Start Date

Nov 18, 2017

End Date

Dec 23, 2017

Lex Barbarorum - Solo Exhibition Saminte Ekeland

Lex Barbarorum - solo exhibition Saminte Ekeland

18.11.2017 – 23.12.2017

Opening: Saturday November 18th at 16.00 hours

The exhibition will be opened by Anke Bangma, artistic director of TENT  contemporary Art Centre Rotterdam.

Awareness of your own mortality gives an urgency to life. In 1926, Dutch poet Hendrik Marsman gave expression to his vitalistic attitude towards life in his famous poem Lex Barbarorum (Law of the Barbarians). To live your life intensely and completely was his answer to oppression and desolation; not to give in to fixed structures or the restrictions of any authority: ‘I acknowledge but óne law: to live.’ 

This spirit resonates with the work of Saminte Ekeland (Rotterdam, 1972). She feels a deep-rooted attraction to Marsmans’s writing and senses a struggle between dark and light in his poetry: ‘the dying of light, ‘our shadows’ and that what feels like a promise to life: ‘
I shall use my time. I shall not wait my days prolonging them.’

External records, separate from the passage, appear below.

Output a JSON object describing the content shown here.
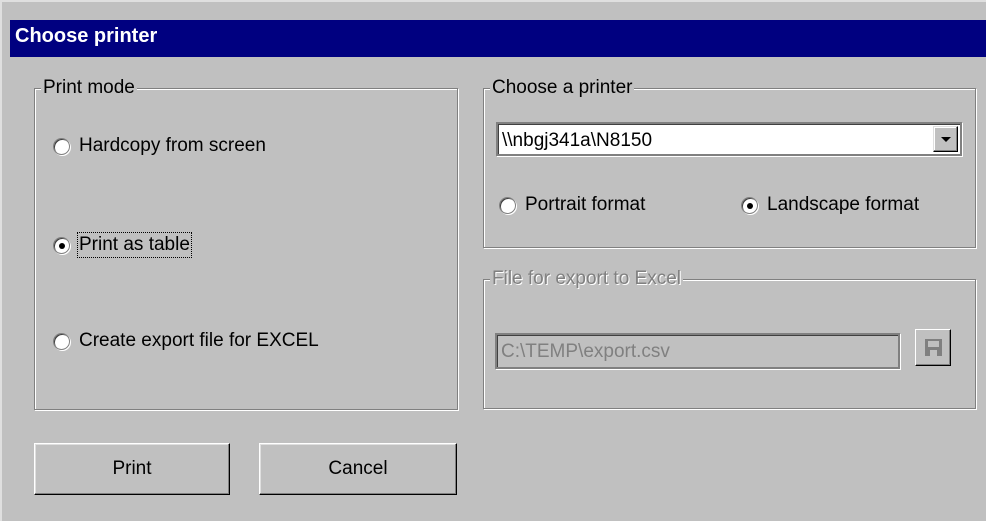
{
  "window": {
    "title": "Choose printer"
  },
  "print_mode": {
    "legend": "Print mode",
    "options": [
      {
        "label": "Hardcopy from screen",
        "selected": false
      },
      {
        "label": "Print as table",
        "selected": true
      },
      {
        "label": "Create export file for EXCEL",
        "selected": false
      }
    ]
  },
  "printer": {
    "legend": "Choose a printer",
    "selected_printer": "\\\\nbgj341a\\N8150",
    "orientation": [
      {
        "label": "Portrait format",
        "selected": false
      },
      {
        "label": "Landscape format",
        "selected": true
      }
    ]
  },
  "export": {
    "legend": "File for export to Excel",
    "file_path": "C:\\TEMP\\export.csv",
    "enabled": false,
    "save_icon": "floppy-disk-icon"
  },
  "buttons": {
    "print_label": "Print",
    "cancel_label": "Cancel"
  },
  "colors": {
    "titlebar": "#000080",
    "face": "#c0c0c0",
    "disabled_text": "#808080"
  }
}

Ekeland’s solo exhibition Lex Barbarorum on the one hand reflects this struggle as well as it is intended to express the celebration of life and the individual’s mortality.

The visual language of Saminte Ekeland shows many-layered artworks, characterized by their chemical marriage between material, style and content. All of Ekeland’s works are drawn with threads and needle. As the carrier for her embroidery drawings she uses a thick see-through polyester, the same kind used for windows in the production of high-end yachts. 

In this sense, the ‘canvas’ itself forms an important part of what she wants to bring across; it is always a canvas–in–the–world. As paintings or drawings could be viewed as a seduction to the viewer to see through the eyes of the artist, Ekeland’s use of see-through plastic as the base of her work makes it a literal window to the world. 

Her manner of expression has evolved in the last 18 years from abstract collages using paper cut-outs fixed with presentation pins to embroidery drawings of figurative and more abstract images on artificial fibre. The images are made of thread and nylon stockings, black plastic, sometimes also, making use of copper-, silver- and goldthread. The latter is the least expected and hardest to use for embroidery. One work might start off with drawing in acrylic. Sometimes she just starts straight ahead with drawing with yarn. The first step after deciding the subject is always making small sketches.

The source material is either a private image or a photograph she carefully selected from the current or gone by news media. The form is also driven by the content of her work. In a certain way, the form reflects the content. Or makes a contrast. The technique and material could be sensed as vulnerable and fluid, whereas the subject or theme can be very sharp and harsh.

Ekeland describes herself as an individual anarchist. A characteristic and attitude towards life she was always subconsciously aware of, but came to surface after being grasped by ‘Der Einzige und sein Eigentum’ (1845, Max Stirner). Ekeland: ‘I see this work of Stirner as an ecstatic masterpiece. It is one of the most extreme books ever been written. His iconoclastic egoism is exhilarating and his intellectual precision is splitting, his expression harsh and challenging: ‘Make yourself be heard!’’

Previously exhibited at the Stedelijk Museum Zwolle, part of the large-scale wall installation My ideal punk band is shown at Lex Barbarorum. The band is an ever-growing collection of embroidery drawings depicting a wide range of artists and thinkers. The members of the band were and are, through time selected not so much for their ability as musicians, but rather for their expression and attitude towards life. The band currently includes, among others: Bertrand Russell, Sid Vicious, Egon Schiele, Muhammed Ali, Henrik Ibsen, Johnny Rotten, but also Ekeland’s partner in life, filmmaker and artist Rolf den Dunnen. ‘It is the anarchistic attitudes of these poets, mavericks, from all draws of life, past and present that attract Ekeland.